Bringley had a job in the promotions department at The New Yorker when his older brother Tom was diagnosed with cancer and then passed away. Unable to return to the corporate world and scramble up the ladder in his grief, he wished to apply “for the most straight forward job I could think of in the most beautiful place I knew,” he writes. So Bringley joined the ranks of the guards at the Met with its collection of 2 million objects and 7 million visitors a year. “I had lost someone. I did not wish to move on from that. In a sense I didn’t wish to move at all. My heart is full, my heart is breaking, and I badly want to stand still awhile.”

The Great Hall

    

And stand he did for ten years, describing four-day work weeks made up of two twelve-hour days and two eight-hour days, often on brutally unforgiving marble floors. While some might find that boring and torturous, Bringley was constantly fascinated by the art works in the galleries he was assigned to on a rotating basis. He takes notes in a small notebook and brings the reader along on posts throughout the building, writing at length about a wide range of works from the Old Masters to Picasso to Michelangelo to American quilts. As such the book becomes a walking contemplation on art. “I relish the meditative process,” Bringley writes. “I find myself happy to be going nowhere.” In experiencing the great beauty of a picture that he doesn’t understand, he describes the “peculiar power of art.” 

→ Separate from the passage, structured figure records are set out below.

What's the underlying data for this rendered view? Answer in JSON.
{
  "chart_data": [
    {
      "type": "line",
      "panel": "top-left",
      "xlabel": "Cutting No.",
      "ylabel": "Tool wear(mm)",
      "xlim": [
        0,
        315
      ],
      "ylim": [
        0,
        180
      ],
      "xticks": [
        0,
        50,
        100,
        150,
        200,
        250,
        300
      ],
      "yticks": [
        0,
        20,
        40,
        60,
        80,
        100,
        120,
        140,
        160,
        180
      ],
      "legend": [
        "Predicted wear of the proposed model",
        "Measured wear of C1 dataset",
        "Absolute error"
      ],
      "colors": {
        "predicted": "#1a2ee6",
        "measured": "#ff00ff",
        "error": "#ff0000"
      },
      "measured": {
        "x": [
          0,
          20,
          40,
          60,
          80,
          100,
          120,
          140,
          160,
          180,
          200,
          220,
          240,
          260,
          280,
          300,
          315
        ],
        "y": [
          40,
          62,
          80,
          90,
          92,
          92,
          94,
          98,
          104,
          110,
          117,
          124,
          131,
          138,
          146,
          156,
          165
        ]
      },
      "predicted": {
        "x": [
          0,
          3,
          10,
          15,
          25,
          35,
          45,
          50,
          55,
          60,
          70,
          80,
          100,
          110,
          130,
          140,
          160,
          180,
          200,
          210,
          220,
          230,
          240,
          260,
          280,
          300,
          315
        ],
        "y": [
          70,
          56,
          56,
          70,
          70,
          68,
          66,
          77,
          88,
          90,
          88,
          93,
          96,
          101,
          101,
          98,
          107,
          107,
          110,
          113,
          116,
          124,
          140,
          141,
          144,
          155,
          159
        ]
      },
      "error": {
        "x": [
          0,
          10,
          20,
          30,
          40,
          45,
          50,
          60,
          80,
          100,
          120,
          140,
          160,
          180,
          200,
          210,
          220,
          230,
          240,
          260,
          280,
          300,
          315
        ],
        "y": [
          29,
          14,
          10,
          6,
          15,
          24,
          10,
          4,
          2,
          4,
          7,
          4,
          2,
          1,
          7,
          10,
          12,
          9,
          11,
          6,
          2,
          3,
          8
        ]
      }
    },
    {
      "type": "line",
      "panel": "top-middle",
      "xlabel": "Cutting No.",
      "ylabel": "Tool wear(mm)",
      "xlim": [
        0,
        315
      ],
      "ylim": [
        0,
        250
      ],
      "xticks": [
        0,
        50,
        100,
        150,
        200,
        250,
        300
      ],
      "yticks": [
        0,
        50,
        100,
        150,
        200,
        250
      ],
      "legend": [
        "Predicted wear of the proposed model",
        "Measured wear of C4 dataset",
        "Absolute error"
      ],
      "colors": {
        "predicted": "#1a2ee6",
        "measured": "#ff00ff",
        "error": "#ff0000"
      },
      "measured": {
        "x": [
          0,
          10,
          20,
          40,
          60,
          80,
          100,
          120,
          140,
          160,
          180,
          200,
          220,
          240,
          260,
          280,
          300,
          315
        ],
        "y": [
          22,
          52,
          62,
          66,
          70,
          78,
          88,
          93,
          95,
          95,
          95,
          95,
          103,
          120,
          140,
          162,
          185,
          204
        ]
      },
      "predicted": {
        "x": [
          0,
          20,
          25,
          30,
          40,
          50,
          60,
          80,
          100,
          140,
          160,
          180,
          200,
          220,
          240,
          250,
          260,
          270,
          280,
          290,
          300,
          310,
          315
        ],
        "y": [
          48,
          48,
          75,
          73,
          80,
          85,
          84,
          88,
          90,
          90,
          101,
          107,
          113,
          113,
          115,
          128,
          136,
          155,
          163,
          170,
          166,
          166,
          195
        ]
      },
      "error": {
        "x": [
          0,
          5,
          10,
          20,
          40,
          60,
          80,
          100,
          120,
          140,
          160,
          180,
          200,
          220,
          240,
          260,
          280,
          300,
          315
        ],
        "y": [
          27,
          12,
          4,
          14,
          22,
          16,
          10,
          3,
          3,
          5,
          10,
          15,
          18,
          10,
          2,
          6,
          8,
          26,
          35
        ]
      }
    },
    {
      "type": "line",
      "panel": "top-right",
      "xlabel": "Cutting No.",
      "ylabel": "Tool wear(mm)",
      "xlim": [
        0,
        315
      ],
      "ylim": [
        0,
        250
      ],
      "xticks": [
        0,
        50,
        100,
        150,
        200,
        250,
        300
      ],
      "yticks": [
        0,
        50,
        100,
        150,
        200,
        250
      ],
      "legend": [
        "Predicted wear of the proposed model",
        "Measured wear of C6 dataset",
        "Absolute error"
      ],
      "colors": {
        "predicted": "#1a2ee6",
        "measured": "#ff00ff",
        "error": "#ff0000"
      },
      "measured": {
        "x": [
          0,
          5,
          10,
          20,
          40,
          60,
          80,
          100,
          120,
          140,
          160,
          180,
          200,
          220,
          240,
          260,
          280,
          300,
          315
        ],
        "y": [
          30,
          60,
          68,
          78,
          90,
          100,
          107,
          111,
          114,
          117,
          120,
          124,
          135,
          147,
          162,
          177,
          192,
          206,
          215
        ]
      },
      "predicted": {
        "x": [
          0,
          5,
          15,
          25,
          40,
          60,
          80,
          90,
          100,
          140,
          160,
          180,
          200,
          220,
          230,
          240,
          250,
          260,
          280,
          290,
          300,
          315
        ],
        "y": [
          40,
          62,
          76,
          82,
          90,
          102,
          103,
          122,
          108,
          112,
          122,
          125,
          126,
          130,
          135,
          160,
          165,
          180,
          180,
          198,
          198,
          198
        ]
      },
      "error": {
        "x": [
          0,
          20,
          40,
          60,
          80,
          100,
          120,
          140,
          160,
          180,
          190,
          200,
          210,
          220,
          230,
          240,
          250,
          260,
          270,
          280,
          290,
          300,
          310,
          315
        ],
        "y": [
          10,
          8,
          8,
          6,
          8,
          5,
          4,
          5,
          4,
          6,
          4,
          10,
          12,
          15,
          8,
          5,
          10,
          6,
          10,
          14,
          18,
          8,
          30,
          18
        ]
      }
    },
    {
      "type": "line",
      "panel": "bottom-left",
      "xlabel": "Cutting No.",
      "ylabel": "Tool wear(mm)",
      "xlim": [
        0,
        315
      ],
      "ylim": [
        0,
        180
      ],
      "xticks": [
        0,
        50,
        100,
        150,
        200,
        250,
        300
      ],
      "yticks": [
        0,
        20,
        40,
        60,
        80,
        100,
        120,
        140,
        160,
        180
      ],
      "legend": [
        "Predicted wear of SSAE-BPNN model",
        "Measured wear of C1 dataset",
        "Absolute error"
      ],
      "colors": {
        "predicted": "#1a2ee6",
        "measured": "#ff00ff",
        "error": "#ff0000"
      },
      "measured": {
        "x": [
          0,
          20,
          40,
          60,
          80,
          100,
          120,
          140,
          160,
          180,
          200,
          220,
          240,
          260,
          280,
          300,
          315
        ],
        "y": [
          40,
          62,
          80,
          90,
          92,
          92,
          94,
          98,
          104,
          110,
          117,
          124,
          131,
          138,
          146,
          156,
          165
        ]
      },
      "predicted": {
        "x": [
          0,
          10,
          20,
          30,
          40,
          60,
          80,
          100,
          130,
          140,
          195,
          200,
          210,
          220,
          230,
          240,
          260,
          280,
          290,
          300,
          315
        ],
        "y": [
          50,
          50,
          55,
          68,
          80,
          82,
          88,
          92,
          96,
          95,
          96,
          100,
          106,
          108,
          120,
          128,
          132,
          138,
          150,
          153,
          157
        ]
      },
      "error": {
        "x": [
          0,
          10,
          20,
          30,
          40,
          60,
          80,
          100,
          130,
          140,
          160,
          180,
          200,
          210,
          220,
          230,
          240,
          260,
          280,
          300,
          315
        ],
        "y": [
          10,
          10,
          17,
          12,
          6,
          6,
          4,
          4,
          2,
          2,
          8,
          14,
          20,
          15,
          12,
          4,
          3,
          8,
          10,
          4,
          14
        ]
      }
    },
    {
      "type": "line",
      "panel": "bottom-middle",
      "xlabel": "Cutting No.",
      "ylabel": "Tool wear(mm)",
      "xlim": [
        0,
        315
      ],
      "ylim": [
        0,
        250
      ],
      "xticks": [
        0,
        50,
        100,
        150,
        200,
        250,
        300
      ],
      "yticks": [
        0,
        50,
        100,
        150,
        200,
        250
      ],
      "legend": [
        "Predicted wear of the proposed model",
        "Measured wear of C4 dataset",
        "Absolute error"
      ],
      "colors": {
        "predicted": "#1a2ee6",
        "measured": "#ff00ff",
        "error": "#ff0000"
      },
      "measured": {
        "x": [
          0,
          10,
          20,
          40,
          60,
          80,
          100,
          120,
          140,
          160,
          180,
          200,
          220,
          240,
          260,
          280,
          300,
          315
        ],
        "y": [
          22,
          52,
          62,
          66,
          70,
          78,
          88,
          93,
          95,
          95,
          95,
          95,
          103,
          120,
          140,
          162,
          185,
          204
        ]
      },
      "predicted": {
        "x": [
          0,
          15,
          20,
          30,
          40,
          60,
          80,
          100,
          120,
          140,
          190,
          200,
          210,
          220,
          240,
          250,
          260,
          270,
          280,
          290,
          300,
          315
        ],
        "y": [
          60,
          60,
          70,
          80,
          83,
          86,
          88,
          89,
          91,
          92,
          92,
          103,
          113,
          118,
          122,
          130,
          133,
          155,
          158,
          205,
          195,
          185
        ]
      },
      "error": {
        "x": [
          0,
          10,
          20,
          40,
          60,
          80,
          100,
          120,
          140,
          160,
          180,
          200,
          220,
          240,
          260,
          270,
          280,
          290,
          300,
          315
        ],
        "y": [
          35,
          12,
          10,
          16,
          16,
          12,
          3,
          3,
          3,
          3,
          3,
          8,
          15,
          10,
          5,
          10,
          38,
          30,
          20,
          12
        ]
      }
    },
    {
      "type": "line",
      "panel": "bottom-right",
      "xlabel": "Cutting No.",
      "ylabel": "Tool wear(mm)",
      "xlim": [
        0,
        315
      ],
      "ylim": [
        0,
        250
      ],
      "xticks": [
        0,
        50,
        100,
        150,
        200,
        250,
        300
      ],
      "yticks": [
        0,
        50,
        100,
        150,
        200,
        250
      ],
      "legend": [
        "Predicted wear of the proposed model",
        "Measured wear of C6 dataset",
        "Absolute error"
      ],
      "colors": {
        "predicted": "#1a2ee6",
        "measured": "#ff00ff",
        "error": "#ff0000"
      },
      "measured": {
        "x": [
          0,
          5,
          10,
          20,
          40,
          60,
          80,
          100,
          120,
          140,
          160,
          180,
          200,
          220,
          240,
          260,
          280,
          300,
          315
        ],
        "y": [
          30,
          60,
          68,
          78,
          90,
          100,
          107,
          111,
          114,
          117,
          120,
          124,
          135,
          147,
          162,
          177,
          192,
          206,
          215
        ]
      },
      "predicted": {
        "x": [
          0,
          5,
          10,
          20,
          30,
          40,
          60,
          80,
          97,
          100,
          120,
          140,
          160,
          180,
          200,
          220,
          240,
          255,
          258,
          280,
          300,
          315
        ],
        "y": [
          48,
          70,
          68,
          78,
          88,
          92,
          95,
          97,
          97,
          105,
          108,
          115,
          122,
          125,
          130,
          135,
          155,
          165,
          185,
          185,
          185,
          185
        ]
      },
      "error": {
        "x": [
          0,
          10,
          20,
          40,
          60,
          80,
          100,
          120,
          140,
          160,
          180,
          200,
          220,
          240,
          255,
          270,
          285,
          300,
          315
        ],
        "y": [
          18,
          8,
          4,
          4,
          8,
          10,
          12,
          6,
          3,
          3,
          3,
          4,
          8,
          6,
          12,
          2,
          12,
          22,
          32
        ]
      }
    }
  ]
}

“I couldn’t discharge the feeling by talking about it…my response to the picture was trapped inside me, a bird fluttering in my chest.” It offered an escape from the grief of his loss.

The Temple of Dendur

    

This writer experienced a similar loss one year ago when my beloved younger brother Eric died in an accident, which was unimaginable for myself and my family. People suggested listening to podcasts about grief, which is very hard to do when you’re in the middle of it, but I managed to get through a few. A common theme was “choose joy.” Go towards things that make you happy to assuage the grief. For me, that is art, and I’m lucky to live in a city with lots of it -- visual, performing and literary. Not long after my brother died, I found myself at the Metropolitan Museum viewing the Winslow Homer exhibit, which I wrote about for this website. I was powerfully moved by the beauty of Homer’s paintings – I had a bird fluttering in my chest. Like Bringley, the Met is a spiritual home for me.   

In the years covered in the book, Bringley gets married (“The day of my brother’s funeral was meant to be my wedding day”) and becomes a father. The demands on his time change, and after ten years, he decides to hang up his suit and leave the Met. But wherever he goes, he brings with him the vast knowledge of the art history he learned while at the museum, and the solace and comfort he found there in the wake of a tragedy.